An instruction actually includes two kinds of information, namely operation code and address code. The operation code (OperationCode, OP) is used to represent the operation to be completed by the instruction (such as addition, subtraction, multiplication, division, data transfer, etc.). Its length depends on the number of instructions in the instruction system. The address code is used to describe the operand of the instruction. It either directly gives the operand, or indicates the memory address or register address of the operand (that is, the register name).
The instruction includes two parts: the opcode field and the address field. According to the number of addresses involved in the address field, the common instruction formats are as follows.
① Three-address instruction: A1 and A2 in the general address field determine the first and second operand addresses respectively, and A3 determines the result address. The address of the next instruction is usually given sequentially by the program counter.

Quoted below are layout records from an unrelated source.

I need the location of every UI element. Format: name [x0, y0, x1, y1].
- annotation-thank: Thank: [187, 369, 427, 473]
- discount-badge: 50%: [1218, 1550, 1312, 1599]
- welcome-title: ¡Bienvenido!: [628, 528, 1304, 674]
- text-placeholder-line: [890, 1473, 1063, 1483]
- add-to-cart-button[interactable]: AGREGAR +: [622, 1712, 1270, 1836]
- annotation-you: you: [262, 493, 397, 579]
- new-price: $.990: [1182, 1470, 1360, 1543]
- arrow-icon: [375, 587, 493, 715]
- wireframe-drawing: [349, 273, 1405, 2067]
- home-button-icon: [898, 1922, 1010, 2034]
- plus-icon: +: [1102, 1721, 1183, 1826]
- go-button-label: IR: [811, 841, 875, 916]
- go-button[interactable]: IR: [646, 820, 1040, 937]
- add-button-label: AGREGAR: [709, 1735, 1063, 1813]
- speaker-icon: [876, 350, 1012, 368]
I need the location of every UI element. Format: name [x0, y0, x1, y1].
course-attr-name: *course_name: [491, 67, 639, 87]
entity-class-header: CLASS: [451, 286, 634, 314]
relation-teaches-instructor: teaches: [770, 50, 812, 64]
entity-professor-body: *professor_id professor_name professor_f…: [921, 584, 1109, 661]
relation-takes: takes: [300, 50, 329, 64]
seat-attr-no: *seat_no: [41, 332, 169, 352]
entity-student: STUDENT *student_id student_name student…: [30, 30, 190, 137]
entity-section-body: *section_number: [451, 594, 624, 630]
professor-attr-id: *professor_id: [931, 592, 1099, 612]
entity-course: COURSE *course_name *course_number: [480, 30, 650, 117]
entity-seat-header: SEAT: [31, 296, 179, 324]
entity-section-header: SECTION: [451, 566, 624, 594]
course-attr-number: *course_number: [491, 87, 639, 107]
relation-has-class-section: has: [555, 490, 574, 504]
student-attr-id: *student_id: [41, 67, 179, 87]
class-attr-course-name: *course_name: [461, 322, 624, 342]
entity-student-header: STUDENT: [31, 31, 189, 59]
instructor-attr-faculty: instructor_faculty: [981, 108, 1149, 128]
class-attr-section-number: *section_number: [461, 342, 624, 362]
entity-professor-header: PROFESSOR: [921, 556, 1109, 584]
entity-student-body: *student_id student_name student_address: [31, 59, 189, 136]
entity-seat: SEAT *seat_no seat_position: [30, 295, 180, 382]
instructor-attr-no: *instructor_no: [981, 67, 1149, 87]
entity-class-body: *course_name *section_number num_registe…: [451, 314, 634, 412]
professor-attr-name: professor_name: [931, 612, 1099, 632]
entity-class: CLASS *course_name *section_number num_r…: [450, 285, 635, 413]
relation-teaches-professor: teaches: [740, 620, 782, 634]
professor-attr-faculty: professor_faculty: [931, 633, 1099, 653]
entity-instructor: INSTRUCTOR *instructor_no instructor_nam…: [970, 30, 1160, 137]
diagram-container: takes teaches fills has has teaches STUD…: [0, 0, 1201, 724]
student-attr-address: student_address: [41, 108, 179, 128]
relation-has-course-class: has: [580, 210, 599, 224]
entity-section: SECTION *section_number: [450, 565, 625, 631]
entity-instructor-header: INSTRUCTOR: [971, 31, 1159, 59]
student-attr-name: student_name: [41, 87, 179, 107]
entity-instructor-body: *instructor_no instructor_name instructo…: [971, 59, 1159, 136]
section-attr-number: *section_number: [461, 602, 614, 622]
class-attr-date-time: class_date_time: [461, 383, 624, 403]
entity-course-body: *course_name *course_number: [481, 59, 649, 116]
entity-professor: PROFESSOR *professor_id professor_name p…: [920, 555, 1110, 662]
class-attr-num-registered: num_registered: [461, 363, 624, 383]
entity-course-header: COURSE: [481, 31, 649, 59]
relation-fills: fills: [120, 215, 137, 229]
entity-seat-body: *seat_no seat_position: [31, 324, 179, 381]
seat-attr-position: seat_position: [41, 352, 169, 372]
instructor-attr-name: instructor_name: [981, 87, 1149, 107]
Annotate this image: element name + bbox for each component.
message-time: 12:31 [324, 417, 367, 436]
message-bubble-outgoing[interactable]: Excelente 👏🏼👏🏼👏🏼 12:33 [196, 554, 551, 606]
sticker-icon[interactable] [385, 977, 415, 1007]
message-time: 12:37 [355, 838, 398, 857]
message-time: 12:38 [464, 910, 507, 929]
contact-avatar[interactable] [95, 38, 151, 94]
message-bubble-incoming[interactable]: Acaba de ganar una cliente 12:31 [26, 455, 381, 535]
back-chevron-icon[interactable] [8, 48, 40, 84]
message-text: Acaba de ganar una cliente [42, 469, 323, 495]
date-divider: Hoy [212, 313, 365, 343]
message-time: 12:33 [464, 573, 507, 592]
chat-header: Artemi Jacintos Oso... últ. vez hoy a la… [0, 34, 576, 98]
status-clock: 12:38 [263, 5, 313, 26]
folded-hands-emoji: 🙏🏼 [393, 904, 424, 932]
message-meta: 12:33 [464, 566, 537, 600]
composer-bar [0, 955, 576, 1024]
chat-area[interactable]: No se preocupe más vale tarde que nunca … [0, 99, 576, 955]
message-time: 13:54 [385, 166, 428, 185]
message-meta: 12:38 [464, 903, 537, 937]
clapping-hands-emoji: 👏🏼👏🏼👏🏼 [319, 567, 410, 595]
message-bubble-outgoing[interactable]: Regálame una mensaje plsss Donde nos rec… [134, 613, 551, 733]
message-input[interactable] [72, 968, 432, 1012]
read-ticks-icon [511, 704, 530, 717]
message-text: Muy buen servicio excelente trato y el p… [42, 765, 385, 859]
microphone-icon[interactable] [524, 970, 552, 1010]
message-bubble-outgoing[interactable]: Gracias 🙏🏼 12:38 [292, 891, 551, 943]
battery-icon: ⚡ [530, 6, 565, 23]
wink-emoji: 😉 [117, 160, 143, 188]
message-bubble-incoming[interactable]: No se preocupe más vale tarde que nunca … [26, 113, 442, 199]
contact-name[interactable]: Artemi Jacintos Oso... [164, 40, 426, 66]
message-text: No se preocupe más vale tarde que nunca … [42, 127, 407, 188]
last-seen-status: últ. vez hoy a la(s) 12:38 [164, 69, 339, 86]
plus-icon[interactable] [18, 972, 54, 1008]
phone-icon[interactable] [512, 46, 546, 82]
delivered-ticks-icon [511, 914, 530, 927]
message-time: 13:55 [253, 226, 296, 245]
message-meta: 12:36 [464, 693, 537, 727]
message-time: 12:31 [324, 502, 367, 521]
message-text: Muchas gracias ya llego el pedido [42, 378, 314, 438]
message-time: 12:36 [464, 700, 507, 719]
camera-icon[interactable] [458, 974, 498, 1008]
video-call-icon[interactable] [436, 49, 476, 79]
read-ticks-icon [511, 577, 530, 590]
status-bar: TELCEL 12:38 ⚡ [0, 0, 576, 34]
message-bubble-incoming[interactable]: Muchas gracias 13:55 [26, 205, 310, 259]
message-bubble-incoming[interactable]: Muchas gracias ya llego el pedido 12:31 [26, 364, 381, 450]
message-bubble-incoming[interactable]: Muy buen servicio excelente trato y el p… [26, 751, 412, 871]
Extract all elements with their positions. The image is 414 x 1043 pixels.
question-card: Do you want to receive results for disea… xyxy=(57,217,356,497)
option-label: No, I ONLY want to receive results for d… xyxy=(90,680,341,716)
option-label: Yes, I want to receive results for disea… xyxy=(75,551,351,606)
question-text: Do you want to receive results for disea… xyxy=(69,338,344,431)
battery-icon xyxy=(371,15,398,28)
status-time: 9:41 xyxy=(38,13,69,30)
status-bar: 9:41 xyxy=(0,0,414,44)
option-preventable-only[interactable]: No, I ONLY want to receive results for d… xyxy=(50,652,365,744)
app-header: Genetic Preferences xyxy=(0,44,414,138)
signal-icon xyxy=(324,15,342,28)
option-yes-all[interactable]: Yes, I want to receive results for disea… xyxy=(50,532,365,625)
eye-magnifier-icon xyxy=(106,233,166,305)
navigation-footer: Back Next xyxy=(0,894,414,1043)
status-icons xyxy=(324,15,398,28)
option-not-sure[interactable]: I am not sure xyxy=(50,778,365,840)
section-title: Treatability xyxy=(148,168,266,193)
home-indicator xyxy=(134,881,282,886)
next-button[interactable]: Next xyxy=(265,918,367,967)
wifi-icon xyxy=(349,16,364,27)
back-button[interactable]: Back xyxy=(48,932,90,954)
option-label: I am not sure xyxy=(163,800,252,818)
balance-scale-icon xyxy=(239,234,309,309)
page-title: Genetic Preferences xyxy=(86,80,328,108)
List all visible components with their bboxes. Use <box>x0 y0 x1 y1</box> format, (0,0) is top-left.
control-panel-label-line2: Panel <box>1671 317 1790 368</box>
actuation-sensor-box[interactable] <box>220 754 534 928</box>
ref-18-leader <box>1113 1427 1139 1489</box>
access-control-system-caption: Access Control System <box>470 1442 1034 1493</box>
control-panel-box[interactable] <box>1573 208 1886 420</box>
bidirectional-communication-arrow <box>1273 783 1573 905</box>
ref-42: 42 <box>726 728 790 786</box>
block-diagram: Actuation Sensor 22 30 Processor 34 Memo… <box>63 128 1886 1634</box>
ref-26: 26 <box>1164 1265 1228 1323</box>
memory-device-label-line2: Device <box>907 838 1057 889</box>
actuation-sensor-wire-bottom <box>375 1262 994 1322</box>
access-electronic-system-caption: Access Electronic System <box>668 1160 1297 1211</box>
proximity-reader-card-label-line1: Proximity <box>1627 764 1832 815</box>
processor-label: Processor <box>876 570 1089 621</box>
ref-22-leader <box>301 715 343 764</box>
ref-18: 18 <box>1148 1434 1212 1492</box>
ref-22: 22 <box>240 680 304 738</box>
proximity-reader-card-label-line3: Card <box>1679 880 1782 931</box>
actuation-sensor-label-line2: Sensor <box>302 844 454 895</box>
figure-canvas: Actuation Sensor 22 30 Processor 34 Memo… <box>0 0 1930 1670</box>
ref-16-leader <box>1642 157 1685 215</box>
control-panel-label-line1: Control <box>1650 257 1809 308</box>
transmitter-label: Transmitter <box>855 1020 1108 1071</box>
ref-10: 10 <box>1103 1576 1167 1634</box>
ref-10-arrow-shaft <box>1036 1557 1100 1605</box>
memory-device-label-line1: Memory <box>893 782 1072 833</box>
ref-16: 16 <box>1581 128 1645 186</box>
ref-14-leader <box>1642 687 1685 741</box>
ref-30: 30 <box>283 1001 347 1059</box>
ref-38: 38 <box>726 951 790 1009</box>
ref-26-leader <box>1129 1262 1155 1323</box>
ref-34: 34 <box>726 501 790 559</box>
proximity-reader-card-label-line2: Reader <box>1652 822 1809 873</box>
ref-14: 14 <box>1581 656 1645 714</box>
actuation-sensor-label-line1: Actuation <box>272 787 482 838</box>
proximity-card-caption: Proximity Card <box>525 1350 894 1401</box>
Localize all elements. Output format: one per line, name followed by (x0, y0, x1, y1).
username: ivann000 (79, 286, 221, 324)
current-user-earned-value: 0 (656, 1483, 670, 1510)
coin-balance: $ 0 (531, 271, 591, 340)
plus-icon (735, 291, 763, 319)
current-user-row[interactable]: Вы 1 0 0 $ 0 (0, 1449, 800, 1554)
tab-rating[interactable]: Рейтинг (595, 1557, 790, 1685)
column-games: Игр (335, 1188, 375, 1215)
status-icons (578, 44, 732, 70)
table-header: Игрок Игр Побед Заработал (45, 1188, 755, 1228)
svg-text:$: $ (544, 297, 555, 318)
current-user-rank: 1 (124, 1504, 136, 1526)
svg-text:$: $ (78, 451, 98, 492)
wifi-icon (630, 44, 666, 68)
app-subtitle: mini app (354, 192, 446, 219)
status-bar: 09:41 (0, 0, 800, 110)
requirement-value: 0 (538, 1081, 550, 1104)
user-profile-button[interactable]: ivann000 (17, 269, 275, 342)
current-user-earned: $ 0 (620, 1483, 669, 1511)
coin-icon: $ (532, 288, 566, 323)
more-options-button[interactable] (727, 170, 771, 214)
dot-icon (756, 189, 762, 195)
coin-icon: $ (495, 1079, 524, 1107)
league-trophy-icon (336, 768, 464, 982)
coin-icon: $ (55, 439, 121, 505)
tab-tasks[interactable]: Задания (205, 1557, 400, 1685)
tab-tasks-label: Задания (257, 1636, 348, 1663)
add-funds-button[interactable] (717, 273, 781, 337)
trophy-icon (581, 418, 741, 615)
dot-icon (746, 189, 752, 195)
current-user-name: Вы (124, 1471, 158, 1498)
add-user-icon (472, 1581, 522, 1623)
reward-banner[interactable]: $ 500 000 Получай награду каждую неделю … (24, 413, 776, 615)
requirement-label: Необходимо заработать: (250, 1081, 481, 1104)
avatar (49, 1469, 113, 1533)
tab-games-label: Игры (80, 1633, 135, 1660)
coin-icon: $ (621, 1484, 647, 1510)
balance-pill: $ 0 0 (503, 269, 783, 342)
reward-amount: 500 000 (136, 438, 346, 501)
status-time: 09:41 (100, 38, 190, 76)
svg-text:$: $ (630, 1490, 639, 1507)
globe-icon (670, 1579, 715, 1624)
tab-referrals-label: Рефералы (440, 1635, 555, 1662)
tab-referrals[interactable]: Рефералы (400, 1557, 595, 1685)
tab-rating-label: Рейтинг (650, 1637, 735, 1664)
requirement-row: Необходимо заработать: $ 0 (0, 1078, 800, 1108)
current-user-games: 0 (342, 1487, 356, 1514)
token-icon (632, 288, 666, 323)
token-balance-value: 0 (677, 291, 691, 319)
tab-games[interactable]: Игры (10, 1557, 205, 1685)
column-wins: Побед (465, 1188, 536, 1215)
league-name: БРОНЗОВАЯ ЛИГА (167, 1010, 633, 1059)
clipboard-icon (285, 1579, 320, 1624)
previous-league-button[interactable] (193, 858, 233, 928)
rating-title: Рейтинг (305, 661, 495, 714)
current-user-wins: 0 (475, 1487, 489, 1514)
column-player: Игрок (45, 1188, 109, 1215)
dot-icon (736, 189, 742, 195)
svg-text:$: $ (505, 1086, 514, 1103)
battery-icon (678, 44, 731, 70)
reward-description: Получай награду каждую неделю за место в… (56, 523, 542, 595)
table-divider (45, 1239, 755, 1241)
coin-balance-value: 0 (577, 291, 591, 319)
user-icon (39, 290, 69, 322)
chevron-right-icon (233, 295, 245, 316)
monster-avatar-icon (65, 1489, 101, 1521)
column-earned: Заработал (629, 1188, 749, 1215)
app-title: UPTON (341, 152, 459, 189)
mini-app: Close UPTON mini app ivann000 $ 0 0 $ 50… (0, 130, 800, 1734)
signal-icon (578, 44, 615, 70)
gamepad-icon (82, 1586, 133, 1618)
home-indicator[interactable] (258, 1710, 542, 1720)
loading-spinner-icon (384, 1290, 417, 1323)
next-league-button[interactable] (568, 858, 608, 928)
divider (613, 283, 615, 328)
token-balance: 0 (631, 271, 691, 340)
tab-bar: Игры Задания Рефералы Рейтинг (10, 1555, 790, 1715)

②Two address instructions: A1 in the address field determines the first operand address, and A2 determines the second operand address and result address at the same time.
③Single address instruction: A in the address field determines the address of the first operand. Fixed use of a certain register to store the second operand and operation result. Their addresses are therefore implicit in the instructions.
④Zero address instruction: In a stack computer, the operands are generally stored in the two units on the top of the push-down stack, and the results are placed on the top of the stack. The addresses are implicit, so most instructions only have operations code but no address field.
⑤Variable address number instruction: The number of addresses involved in the address field changes with the operation definition. For example, the number of addresses in the instructions of some computers can be as few as 0 and as many as 6.